Each of the first ten amendments to the Constitution (The Bill of Rights) holds a particular significance in the scope of government. And that significance is articulated by the Preamble which accompanied the Bill of Rights. The Preamble goes to the INTENT of our Founders and framers and to the understanding of the ground rules by which the States established and then agreed to create a general government. Remember, there were several states that would NOT have ratified and adopted the Constitution – that is, would NOT have joined the Union of states – if a Bill of Rights was not added.

How important was the Right to Keep and Bear Arms?? As will be discussed later, gun rights activist Don B. Kates, did extensive research into the history and the roots of our gun rights and the Second Amendment. In his research into the debates of the states in their ratifying conventions (1787-1790), he found that the number of states that recommended adding a guarantee of the right to have guns outnumbered those that recommended adding other rights.

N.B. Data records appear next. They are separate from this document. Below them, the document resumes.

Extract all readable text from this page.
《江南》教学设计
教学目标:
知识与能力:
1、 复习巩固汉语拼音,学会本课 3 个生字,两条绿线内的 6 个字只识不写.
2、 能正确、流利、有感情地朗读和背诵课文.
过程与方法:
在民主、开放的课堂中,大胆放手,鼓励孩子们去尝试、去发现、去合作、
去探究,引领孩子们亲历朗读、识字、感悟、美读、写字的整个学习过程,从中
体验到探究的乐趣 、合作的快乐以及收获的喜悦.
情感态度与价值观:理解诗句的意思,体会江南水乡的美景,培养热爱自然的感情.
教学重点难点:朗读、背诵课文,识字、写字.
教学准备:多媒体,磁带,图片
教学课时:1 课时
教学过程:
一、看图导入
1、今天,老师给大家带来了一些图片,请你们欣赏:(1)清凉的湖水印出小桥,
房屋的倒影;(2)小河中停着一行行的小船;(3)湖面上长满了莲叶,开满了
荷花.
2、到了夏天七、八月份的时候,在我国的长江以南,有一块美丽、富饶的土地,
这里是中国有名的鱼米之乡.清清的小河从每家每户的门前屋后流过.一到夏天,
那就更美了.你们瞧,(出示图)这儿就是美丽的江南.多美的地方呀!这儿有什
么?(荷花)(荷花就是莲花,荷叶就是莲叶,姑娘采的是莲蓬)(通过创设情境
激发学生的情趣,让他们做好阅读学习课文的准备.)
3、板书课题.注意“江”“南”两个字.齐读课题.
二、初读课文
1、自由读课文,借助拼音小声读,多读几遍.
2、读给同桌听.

North Carolina was one of those states. North Carolina met in convention in 1788 (July 21 – August 4) and could not decide whether to adopt the US Constitution. The State adopted the Anti-Federalist position which held that the Constitution had the potential of concentrating too much power in a central government. To avoid this, those states argued that a Bill of Rights was needed to be added to the Constitution (“A Bill of Rights is what every free people are entitled to against every government” – Thomas Jefferson). North Carolina decided to wait it out – to see if a Bill of Rights would indeed be added. At that 1788 convention, the delegates drafted and adopted a “Declaration of Rights: (20 of them) and a set of Amendments (26 of them), which were forwarded to Congress. [See https://www.usconstitution.net/rat_nc.html]. One of those “Rights” was the Right to Keep and Bear Arms. It read:

“17. That the people have a right to Keep and Bear Arms; that a well-regulated militia, composed of the body of the people, trained to arms, is the proper, natural, and safe defence of a free state; that standing armies, in time of peace, are dangerous to liberty, and therefore ought to be avoided, as far as the circumstances and protection of the community will admit; and that. in all cases, the military should be under strict subordination to, and governed by, the civil power.”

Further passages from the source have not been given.